April 27, 2017
Dean Baker, Rebecca Vallas, Katherine Gallagher Robbins, and Rachel West have already pointed out most of the problems with Washington Post’s recent story and its subsequent editorial on Social Security Disability Insurance (SSDI). But I want to say a bit more about one aspect of how the Post’s framing of the story, and use of cherry-picked data, paints a misleading picture for the public.
The Post tells the story of a 39-year-old man living in a small Alabama town who is deciding whether to apply for SSDI. The accompanying data hypes two things: the increase in the number of people ages 18-64 receiving disability benefits since 1996 and the disability beneficiary rates by county since 2004. (As West and Gallagher Robbins found, the Post made several errors in their analysis, some of which they corrected, but the data errors aren’t my focus here). The editorial cites the initial story, links SSDI to the declining labor force participation (LFP) of prime-age men, and calls for cutting SSDI to “make sure work pays for all who are willing to work.”
The story and the editorial are only the most recent of elite national media pieces promoting the idea that SSDI is a de facto unemployment assistance program for prime-age men who may be “desperate” but aren’t really disabled. Reading these stories, I imagine many readers come away with the impression there has been a large increase in the number of 30- and 40-something men who are receiving disability benefits, and that this is driving a large part of the decline in prime-age men’s labor force participation over the last two decades.
The figure below shows the number of men ages 30-49 who were not in the labor force in the week before they were surveyed and the number receiving Social Security Disability Insurance. The potential SSDI applicant the Post chose to profile is in the very middle of this age range. It’s also the same age range that AEI’s Charles Murray focused on in his book Coming Apart, consisting of, as he put it, “adults in the prime of life, with their educations usually completed, engaged in careers and raising families.” The time range in the figure, 1996 to 2015, is the same one the Post uses to estimate the national increase in working-age adults receiving disability benefits.
As the figure shows, the number of men in this age range who were not in the labor force increased by about 900,000 between 1996 and 2015, but there was hardly any increase in the number of such men receiving SSDI (about 5,500 or 0.5 percent). In short, there’s not much reason to think SSDI is a significant driver of the decline in the labor force participation of 39-year-old men like the one the Post seemed to think was representative.

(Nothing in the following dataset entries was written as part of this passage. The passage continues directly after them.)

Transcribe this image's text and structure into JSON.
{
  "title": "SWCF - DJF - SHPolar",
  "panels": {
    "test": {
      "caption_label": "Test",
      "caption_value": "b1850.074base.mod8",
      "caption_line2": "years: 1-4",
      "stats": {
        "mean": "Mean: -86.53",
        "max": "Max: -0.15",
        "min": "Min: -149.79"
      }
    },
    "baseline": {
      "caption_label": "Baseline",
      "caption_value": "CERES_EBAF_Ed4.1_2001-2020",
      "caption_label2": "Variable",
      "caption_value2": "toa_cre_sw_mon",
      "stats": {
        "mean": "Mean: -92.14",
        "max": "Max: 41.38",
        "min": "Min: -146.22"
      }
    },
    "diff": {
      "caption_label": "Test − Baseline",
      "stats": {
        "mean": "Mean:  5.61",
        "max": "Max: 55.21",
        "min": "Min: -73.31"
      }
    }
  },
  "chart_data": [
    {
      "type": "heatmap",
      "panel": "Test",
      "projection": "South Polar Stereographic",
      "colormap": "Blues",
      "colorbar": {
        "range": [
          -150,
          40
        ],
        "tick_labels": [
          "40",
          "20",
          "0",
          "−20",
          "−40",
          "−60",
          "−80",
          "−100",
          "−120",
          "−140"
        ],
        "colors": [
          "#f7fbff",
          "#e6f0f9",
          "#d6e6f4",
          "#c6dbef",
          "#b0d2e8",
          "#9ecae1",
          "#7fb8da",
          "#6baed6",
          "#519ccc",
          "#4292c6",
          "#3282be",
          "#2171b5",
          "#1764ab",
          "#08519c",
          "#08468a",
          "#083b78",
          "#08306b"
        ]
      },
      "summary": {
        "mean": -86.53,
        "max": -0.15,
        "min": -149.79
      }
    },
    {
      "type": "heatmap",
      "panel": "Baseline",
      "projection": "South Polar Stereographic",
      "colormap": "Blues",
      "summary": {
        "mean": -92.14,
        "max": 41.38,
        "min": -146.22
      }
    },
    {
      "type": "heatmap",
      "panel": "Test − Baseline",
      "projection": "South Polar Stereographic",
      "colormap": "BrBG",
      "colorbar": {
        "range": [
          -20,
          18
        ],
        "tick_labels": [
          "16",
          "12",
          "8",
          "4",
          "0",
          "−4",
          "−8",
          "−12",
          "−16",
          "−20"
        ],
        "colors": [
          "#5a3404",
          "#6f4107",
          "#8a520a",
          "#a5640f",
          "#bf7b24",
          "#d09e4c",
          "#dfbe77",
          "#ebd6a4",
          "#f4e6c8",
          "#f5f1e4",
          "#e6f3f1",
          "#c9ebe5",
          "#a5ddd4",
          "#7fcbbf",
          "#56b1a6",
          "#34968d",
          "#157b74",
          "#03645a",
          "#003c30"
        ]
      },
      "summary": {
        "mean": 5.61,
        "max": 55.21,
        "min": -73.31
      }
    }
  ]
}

What about Supplemental Security Income (SSI), a means-tested benefit for people with disabilities who have very limited or no capacity to work? The earliest SSI data by age and sex I could find on the SSA site are for 1999, so it’s not exactly comparable, but still quite close. As the table below shows, the number of men ages 30-49 receiving SSI was slightly lower in 2015 than in 1999.
Men Age 30-49
Year |
Not in Labor Force |
SSDI |
SSI |
1996 (1999 for SSI) |
3,398,821 |
1,066,506 |
749,286 |
2015 |
4,277,818 |
1,071,954 |
737,655 |
Difference: 2000-2015 (1999-2015 for SSI) |
878,997 |
5,448 |
-11,631 |
Percentage Difference |
26% |
.5% |
-.2% |
Source: Number not in labor force and SSDI, see figure above; SSI figures are calculated from Table 7.E3 in SSA, Annual Statistical Supplements for 2000 and 2016, https://www.socialsecurity.gov/policy/docs/statcomps/supplement/2016/
There are other disability related benefits, mostly notably workers’ compensation and veterans’ disability compensation. The number of prime-age workers receiving workers’ compensation is certainly down since 2000, while the number receiving veterans’ compensation is up. But most prime-age workers receiving these benefits are in the labor force, not out of it.
In short, a newspaper that leaves readers with the impression that disability benefits are serving as an unemployment program for middle-aged men who are desperate, but not disabled, is doing its readers a grave disservice.
So why are fewer prime-age men in the labor force today than in 2000? Labor demand is a big part of the story. As Dean Baker pointed out in his earlier commentary on the Post’s article, “the most obvious way to increase employment for prime-age workers is to deal with the demand side of the story. For example, it might be a good idea if the Fed stopped trying to slow the economy by raising interest rates.”
It’s also interesting to look at the reasons men give for not working in the previous year. The figure below charts the number of men ages 30-49 who were not employed in the previous year, by reason. In percentage terms, some of the largest increases are for taking care of home/family and going to school (both up by over 100 percent), compared to only a 12 percent increase in those who are ill or disabled. The percentage who report not being able to find work was about 76 percent higher in 2016 than in 1997, although it is much more cyclical than the others.
There are many working-class men and women, including the one the Post profiled, who deserve a much better deal than they’ve been getting from policymakers. But their plight has nothing to do with Social Security and related disability benefits. If policymakers want to help them, they should adopt policies that would improve the compensation and quality of working-class jobs. Policymakers should also reform programs like the Earned Income Tax Credit and Temporary Assistance in ways that help more struggling middle-aged people regardless of whether they have minor children in the home.